More than once over the last decade the city's fabled grass roots have struck out the Giants as the team grabbed at city money. Most notably, neighborhoods rose up against Art Agnos' proposed 1990 China Basin ballpark because it was financed with city money. (At least Art asked for a continuing percentage return on city money.) Three years later, when the Giants extracted a massive rent reduction on Candlestick from then-Mayor Frank Jordan and a supine Board of Supervisors, activists put the issue on the ballot. Realizing the power of an angry, populist-minded electorate, the owners sagely withdrew their request for lease breaks.
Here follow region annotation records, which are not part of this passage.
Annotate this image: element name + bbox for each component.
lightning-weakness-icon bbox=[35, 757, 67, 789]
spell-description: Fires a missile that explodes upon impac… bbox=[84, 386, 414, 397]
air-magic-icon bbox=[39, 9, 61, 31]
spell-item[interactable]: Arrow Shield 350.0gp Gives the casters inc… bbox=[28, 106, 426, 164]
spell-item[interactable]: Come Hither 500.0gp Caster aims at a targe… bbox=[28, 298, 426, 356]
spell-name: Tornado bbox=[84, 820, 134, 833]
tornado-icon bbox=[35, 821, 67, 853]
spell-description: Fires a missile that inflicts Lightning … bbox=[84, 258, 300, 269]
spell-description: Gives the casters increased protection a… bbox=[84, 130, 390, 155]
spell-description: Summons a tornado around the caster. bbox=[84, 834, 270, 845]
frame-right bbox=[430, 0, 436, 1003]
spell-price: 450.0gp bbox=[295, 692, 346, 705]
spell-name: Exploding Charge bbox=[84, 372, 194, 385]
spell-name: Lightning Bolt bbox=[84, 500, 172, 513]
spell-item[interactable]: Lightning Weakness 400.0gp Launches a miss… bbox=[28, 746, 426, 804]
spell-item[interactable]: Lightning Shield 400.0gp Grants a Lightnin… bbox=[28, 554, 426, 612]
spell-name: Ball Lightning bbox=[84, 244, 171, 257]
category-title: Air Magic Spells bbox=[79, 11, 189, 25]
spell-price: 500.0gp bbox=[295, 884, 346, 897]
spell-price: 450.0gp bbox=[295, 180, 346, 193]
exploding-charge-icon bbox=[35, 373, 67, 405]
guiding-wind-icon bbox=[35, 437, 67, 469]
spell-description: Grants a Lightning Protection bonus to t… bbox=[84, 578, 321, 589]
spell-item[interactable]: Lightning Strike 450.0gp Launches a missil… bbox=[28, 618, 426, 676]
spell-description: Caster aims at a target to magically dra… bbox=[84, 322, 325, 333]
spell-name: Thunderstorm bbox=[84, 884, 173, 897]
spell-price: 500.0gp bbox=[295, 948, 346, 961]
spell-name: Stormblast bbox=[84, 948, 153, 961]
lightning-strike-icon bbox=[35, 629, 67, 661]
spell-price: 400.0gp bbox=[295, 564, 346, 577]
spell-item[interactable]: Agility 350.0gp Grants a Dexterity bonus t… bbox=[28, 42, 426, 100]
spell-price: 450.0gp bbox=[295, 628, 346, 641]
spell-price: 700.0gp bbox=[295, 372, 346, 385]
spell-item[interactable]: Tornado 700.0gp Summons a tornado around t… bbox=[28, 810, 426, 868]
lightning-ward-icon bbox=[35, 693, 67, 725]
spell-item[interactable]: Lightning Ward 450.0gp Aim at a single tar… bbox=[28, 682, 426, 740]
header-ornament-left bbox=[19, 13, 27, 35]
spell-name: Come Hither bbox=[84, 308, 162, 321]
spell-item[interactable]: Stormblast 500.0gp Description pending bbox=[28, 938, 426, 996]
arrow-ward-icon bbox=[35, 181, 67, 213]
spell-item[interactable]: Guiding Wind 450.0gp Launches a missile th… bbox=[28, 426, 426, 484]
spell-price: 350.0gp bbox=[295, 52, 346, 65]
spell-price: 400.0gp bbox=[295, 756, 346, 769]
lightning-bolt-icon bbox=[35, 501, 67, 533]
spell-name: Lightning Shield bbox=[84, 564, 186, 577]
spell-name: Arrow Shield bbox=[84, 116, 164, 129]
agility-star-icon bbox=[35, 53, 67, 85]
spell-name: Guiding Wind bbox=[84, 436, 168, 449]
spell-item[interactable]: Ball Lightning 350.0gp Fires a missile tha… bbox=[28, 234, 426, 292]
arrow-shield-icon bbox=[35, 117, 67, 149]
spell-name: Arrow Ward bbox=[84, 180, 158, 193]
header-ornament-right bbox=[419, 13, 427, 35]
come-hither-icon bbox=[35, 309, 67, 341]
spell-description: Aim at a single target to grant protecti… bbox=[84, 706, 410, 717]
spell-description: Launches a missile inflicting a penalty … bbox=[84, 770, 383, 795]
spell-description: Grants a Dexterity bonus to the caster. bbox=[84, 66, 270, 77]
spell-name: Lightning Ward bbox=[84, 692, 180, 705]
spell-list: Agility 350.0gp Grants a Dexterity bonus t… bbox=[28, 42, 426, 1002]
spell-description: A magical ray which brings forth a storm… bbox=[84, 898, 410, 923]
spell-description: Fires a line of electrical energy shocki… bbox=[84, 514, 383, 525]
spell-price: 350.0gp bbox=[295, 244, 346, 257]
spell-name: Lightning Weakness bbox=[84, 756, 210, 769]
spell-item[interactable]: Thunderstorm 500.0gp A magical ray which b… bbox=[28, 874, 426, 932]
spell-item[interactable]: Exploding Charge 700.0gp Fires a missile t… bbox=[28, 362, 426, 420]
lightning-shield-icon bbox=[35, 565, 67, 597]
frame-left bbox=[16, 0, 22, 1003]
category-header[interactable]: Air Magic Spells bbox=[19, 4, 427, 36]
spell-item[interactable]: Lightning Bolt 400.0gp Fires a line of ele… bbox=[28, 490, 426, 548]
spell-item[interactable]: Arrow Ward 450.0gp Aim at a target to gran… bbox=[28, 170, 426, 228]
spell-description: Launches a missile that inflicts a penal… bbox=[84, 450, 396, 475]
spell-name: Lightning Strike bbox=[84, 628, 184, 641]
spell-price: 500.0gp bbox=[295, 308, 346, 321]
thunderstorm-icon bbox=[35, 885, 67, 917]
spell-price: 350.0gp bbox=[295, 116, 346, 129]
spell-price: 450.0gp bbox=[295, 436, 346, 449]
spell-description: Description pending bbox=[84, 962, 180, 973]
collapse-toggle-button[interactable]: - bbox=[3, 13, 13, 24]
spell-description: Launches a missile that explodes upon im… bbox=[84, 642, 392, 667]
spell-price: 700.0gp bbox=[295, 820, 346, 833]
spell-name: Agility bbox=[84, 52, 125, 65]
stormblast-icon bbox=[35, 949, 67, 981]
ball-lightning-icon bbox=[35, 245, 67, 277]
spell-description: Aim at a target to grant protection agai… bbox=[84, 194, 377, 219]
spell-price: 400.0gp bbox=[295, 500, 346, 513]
But this is Willie's town now. Forget DeBartolo and his money for a moment. Never before has the city's network of activists had to contend with a power broker like Willie Lewis Brown Jr., and he has as much to lose from the 49ers leaving town as the newspapers do.
Traditionally acquiescent to millionaires, the Board of Supervisors has now been totally co-opted -- or appointed -- by the mayor. So it's up to activists to scream bloody murder if DeBartolo makes a serious run at tax dollars. Banking on that, however, is as safe as betting on a long-shot nag at one of DeBartolo's racetracks.
Look at what happened with the Giants' stadium deal. Granted, they were smart to ask the city for painless tax increment financing and the infrastructure costs that attend development. After losing twice at the polls and once at the board, they had learned the lesson of millionaire hubris. But what this taught them was more sinister: Co-opt all the politicians and all the activists-cum-consultants. They will help you co-opt all the corrupt neighborhood clubs. It's an easy enough gig in a town like San Francisco where most activists stand like shiny merchandise on a Wal-Mart shelf, all with a price tag proudly displayed. With this greasy hegemony, you can get anything past uneducated voters.
But the Giants' success was driven by one more crucial element: Willie Brown. These days, no one dares stand up to Willie on stadiums or anything else. Some of the city's most prominent political players -- like affordable-housing advocate Calvin Welch and land-use attorney Sue Hestor -- are in Brown's kitchen cabinet. Will they and the hundreds of other people who are the counterweight to elected and corporate power in San Francisco stand up to a raid on the city's treasury?